Drogen sind sicherlich die wichtigste Rubrik auf Silk Road, der Webseite für einen "anonymous market". Doch es scheint nicht so, dass Silk Road von Anfang an genau dafür konzipiert worden ist. Und das ist eigentlich der entscheidende Punkt, welcher das Lebenslänglich für Ross Ulbricht so ungut erscheinen lässt.

So konnte auf Silk Road auch mit vielen anderen Produkten gehandelt werden. Dabei kann man sicherlich trefflich diskutieren, wer der größere Täter ist: Jener, der eine Webseite gründet, sie aber dann letztlich - was ja auch Ulbricht sagt - in die Hände anderer übergibt, damit diese sie als Plattform nutzen. Das ist im Prinzip auch ein Grundprinzip von Handelsportalen wie Ebay oder Amazon. Es sind ja die Händler und Privatpersonen, die hier gegen Provision Produkte verkaufen. Passiert Illegales, sind die Täter in der Regel die Händler, nicht unbedingt die Portalanbieter.

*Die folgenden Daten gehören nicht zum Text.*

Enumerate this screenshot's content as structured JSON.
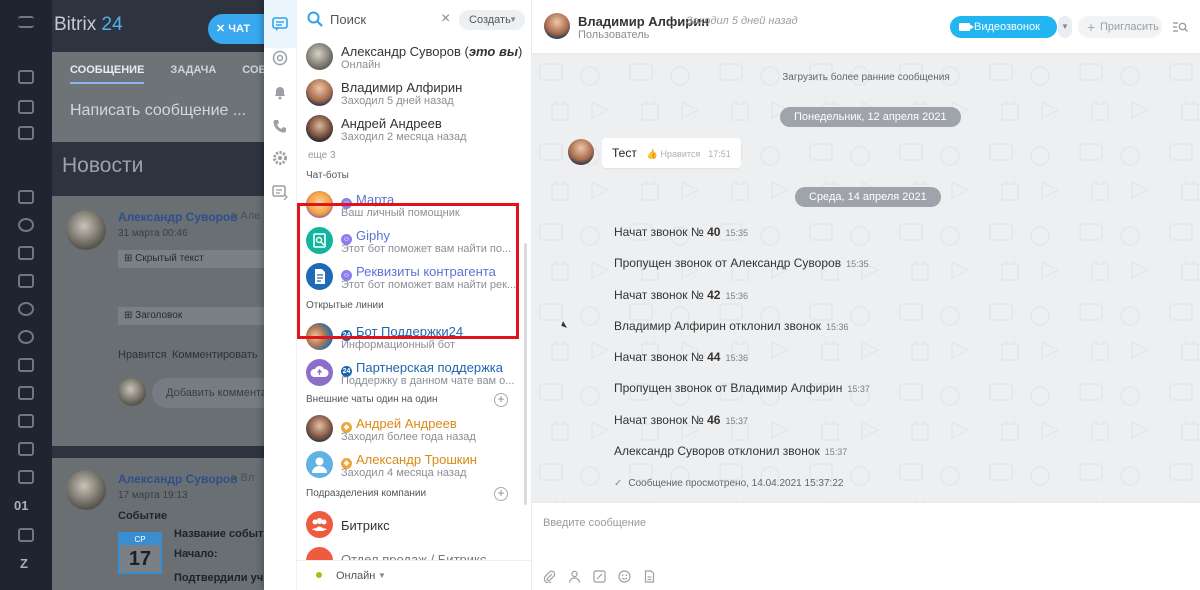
{
  "background": {
    "logo_main": "Bitrix",
    "logo_num": "24",
    "chat_button": "ЧАТ",
    "tabs": [
      "СООБЩЕНИЕ",
      "ЗАДАЧА",
      "СОБЫ"
    ],
    "write_placeholder": "Написать сообщение ...",
    "news_title": "Новости",
    "post1_author": "Александр Суворов",
    "post1_arrow": "> Але",
    "post1_date": "31 марта 00:46",
    "hidden_text": "Скрытый текст",
    "heading_label": "Заголовок",
    "like_label": "Нравится",
    "comment_label": "Комментировать",
    "add_comment": "Добавить комментар",
    "post2_author": "Александр Суворов",
    "post2_arrow": "> Вл",
    "post2_date": "17 марта 19:13",
    "event_label": "Событие",
    "event_name": "Название событ",
    "event_start": "Начало:",
    "event_confirmed": "Подтвердили уч",
    "calendar_month": "СР",
    "calendar_day": "17",
    "rail_text_01": "01",
    "rail_text_z": "Z"
  },
  "search": {
    "placeholder": "Поиск",
    "create_label": "Создать"
  },
  "recent": {
    "users": [
      {
        "name": "Александр Суворов",
        "self_tag": "это вы",
        "status": "Онлайн"
      },
      {
        "name": "Владимир Алфирин",
        "status": "Заходил 5 дней назад"
      },
      {
        "name": "Андрей Андреев",
        "status": "Заходил 2 месяца назад"
      }
    ],
    "more_label": "еще 3",
    "chatbots_section": "Чат-боты",
    "chatbots": [
      {
        "name": "Марта",
        "status": "Ваш личный помощник"
      },
      {
        "name": "Giphy",
        "status": "Этот бот поможет вам найти по..."
      },
      {
        "name": "Реквизиты контрагента",
        "status": "Этот бот поможет вам найти рек..."
      }
    ],
    "openlines_section": "Открытые линии",
    "openlines": [
      {
        "name": "Бот Поддержки24",
        "status": "Информационный бот"
      },
      {
        "name": "Партнерская поддержка",
        "status": "Поддержку в данном чате вам о..."
      }
    ],
    "external_section": "Внешние чаты один на один",
    "external": [
      {
        "name": "Андрей Андреев",
        "status": "Заходил более года назад"
      },
      {
        "name": "Александр Трошкин",
        "status": "Заходил 4 месяца назад"
      }
    ],
    "departments_section": "Подразделения компании",
    "departments": [
      {
        "name": "Битрикс"
      },
      {
        "name": "Отдел продаж / Битрикс"
      }
    ],
    "status_label": "Онлайн"
  },
  "chat": {
    "name": "Владимир Алфирин",
    "last_seen": "Заходил 5 дней назад",
    "role": "Пользователь",
    "video_button": "Видеозвонок HD",
    "invite_button": "Пригласить",
    "load_earlier": "Загрузить более ранние сообщения",
    "date1": "Понедельник, 12 апреля 2021",
    "message": {
      "text": "Тест",
      "like": "Нравится",
      "time": "17:51"
    },
    "date2": "Среда, 14 апреля 2021",
    "events": [
      {
        "text": "Начат звонок № ",
        "num": "40",
        "time": "15:35"
      },
      {
        "text": "Пропущен звонок от Александр Суворов",
        "num": "",
        "time": "15:35"
      },
      {
        "text": "Начат звонок № ",
        "num": "42",
        "time": "15:36"
      },
      {
        "text": "Владимир Алфирин отклонил звонок",
        "num": "",
        "time": "15:36"
      },
      {
        "text": "Начат звонок № ",
        "num": "44",
        "time": "15:36"
      },
      {
        "text": "Пропущен звонок от Владимир Алфирин",
        "num": "",
        "time": "15:37"
      },
      {
        "text": "Начат звонок № ",
        "num": "46",
        "time": "15:37"
      },
      {
        "text": "Александр Суворов отклонил звонок",
        "num": "",
        "time": "15:37"
      }
    ],
    "viewed": "Сообщение просмотрено, 14.04.2021 15:37:22",
    "input_placeholder": "Введите сообщение"
  },
  "colors": {
    "accent": "#22b5ef",
    "bot_name": "#5c73d3",
    "openline_name": "#2066b0",
    "external_name": "#d98b15",
    "highlight": "#e0141b",
    "online": "#9ac50f"
  }
}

Was man Ross Ulbricht vorwerfen muss, ist, dass er selbst wie im Rausch seines Erfolges, völlig außer Augen verlor, was Recht und Unrecht ist und dass seine Plattform immer mehr zum Dreh- und Angelpunkt für Kriminelle abgleitete.

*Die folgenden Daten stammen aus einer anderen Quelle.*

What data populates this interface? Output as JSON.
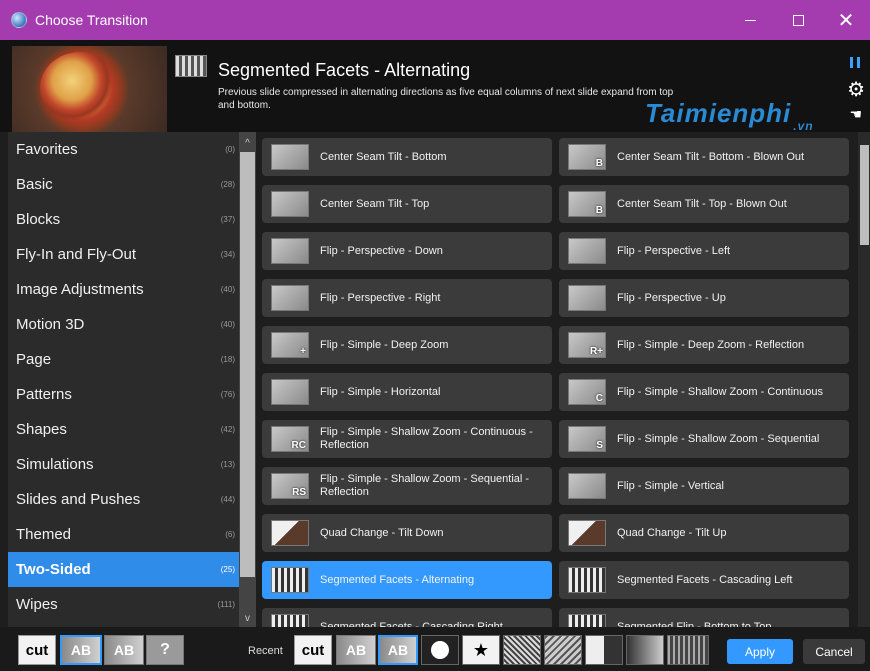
{
  "window": {
    "title": "Choose Transition",
    "minimize_glyph": "",
    "maximize_glyph": "",
    "close_glyph": "✕"
  },
  "header": {
    "transition_title": "Segmented Facets - Alternating",
    "transition_description": "Previous slide compressed in alternating directions as five equal columns of next slide expand from top and bottom.",
    "watermark": "Taimienphi",
    "watermark_suffix": ".vn",
    "gear_glyph": "⚙",
    "hand_glyph": "☚"
  },
  "sidebar": {
    "categories": [
      {
        "label": "Favorites",
        "count": "(0)"
      },
      {
        "label": "Basic",
        "count": "(28)"
      },
      {
        "label": "Blocks",
        "count": "(37)"
      },
      {
        "label": "Fly-In and Fly-Out",
        "count": "(34)"
      },
      {
        "label": "Image Adjustments",
        "count": "(40)"
      },
      {
        "label": "Motion 3D",
        "count": "(40)"
      },
      {
        "label": "Page",
        "count": "(18)"
      },
      {
        "label": "Patterns",
        "count": "(76)"
      },
      {
        "label": "Shapes",
        "count": "(42)"
      },
      {
        "label": "Simulations",
        "count": "(13)"
      },
      {
        "label": "Slides and Pushes",
        "count": "(44)"
      },
      {
        "label": "Themed",
        "count": "(6)"
      },
      {
        "label": "Two-Sided",
        "count": "(25)"
      },
      {
        "label": "Wipes",
        "count": "(111)"
      }
    ],
    "selected_index": 12,
    "scroll_up_glyph": "^",
    "scroll_down_glyph": "v"
  },
  "transitions": [
    {
      "label": "Center Seam Tilt - Bottom",
      "glyph": ""
    },
    {
      "label": "Center Seam Tilt - Bottom - Blown Out",
      "glyph": "B"
    },
    {
      "label": "Center Seam Tilt - Top",
      "glyph": ""
    },
    {
      "label": "Center Seam Tilt - Top - Blown Out",
      "glyph": "B"
    },
    {
      "label": "Flip - Perspective - Down",
      "glyph": ""
    },
    {
      "label": "Flip - Perspective - Left",
      "glyph": ""
    },
    {
      "label": "Flip - Perspective - Right",
      "glyph": ""
    },
    {
      "label": "Flip - Perspective - Up",
      "glyph": ""
    },
    {
      "label": "Flip - Simple - Deep Zoom",
      "glyph": "+"
    },
    {
      "label": "Flip - Simple - Deep Zoom - Reflection",
      "glyph": "R+"
    },
    {
      "label": "Flip - Simple - Horizontal",
      "glyph": ""
    },
    {
      "label": "Flip - Simple - Shallow Zoom - Continuous",
      "glyph": "C"
    },
    {
      "label": "Flip - Simple - Shallow Zoom - Continuous - Reflection",
      "glyph": "RC"
    },
    {
      "label": "Flip - Simple - Shallow Zoom - Sequential",
      "glyph": "S"
    },
    {
      "label": "Flip - Simple - Shallow Zoom - Sequential - Reflection",
      "glyph": "RS"
    },
    {
      "label": "Flip - Simple - Vertical",
      "glyph": ""
    },
    {
      "label": "Quad Change - Tilt Down",
      "glyph": ""
    },
    {
      "label": "Quad Change - Tilt Up",
      "glyph": ""
    },
    {
      "label": "Segmented Facets - Alternating",
      "glyph": ""
    },
    {
      "label": "Segmented Facets - Cascading Left",
      "glyph": ""
    },
    {
      "label": "Segmented Facets - Cascading Right",
      "glyph": ""
    },
    {
      "label": "Segmented Flip - Bottom to Top",
      "glyph": ""
    }
  ],
  "selected_transition_index": 18,
  "bottom": {
    "cut_label": "cut",
    "ab_label": "AB",
    "help_label": "?",
    "recent_label": "Recent",
    "star_glyph": "★",
    "apply_label": "Apply",
    "cancel_label": "Cancel"
  }
}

Doch schauen wir uns die Produkte an, welchen er ein Forum bot: Drogen, Alkohol, Apparel, Kunst, Biotechnologie, Bücher, Computer Zubehör, Digitale Produkte, Elektronik, Erotik, Hardware, Schmuck, Lotterie oder Medizin.

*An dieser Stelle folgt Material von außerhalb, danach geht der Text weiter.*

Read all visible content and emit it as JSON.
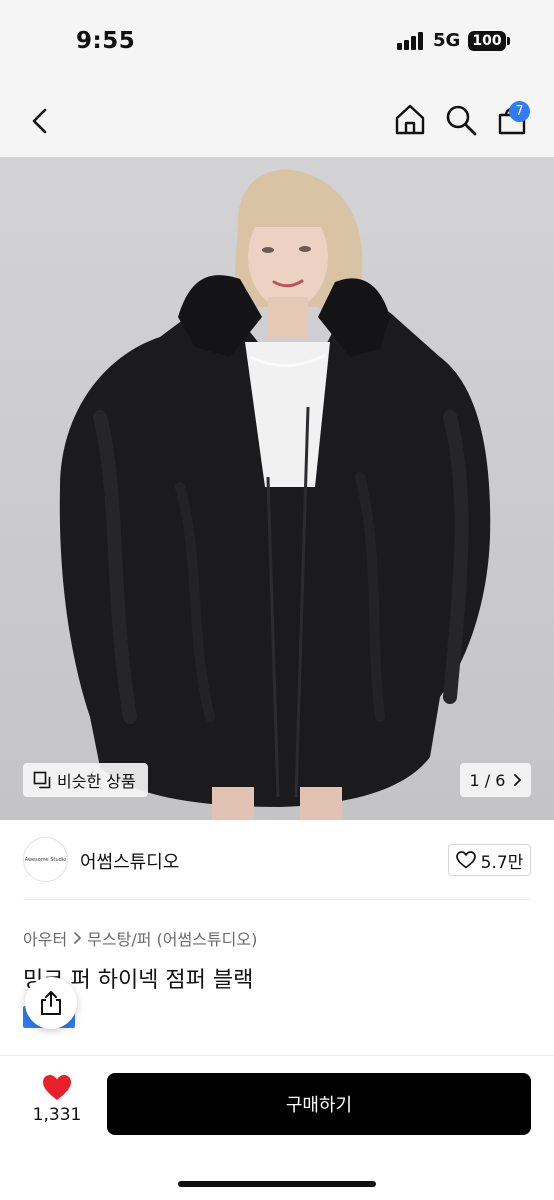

Für Ross Ulbricht, der vielleicht aus einem jugendlichen Spiel heraus, die Webseite Silk Road gründete, mag sein eigener "Erfolg" mit seiner Webseite zu seinem persönlichen Schicksal, ja Todes-Sargnagel geworden sein. Immerhin Waren im Gegenwert von angeblich bis zu 1,2 Milliarden US-Dollar seien über Silk Road gehandelt worden sein. Ross Chatname lautete "Dread Pirate Roberts". Betrachtet man ihn unter IT-Aspekten, mag Ross genial gewesen sein.

Doch er zeigte einmal mehr, dass der Staat auch verschlüsselten und über zig Länder verstreut gesteuerten Webseiten auf die Schliche kommen kann und dass es Sicherheit auch über Proxys kaum gibt.

Wenn die Internetszene eines aus diesem typisch amerikanischen Gerichtsurteil gegen den Silk Road-Gründer lernen kann, aus dem Auge um Auge, Zahn um Zahn in der amerikanischen ebenfalls brutal und inhuman agierenden amerikanischen Justiz, dann dies: Finger weg von Geschäften im Netz, die mit dem Recht nicht in Einklang stehen, oder sich in einem rechtlichen Graubereich befinden. Die amerikanische Gesellschaft selbst setzt aber einmal mehr der Welt ein nicht gutes Zeichen. Eben, dass die US-Justiz eine archaische Justiz ist, eine, wie man sie in der Steinzeit kannte, nicht aber in aufgeklärten europäischen Gesellschaften.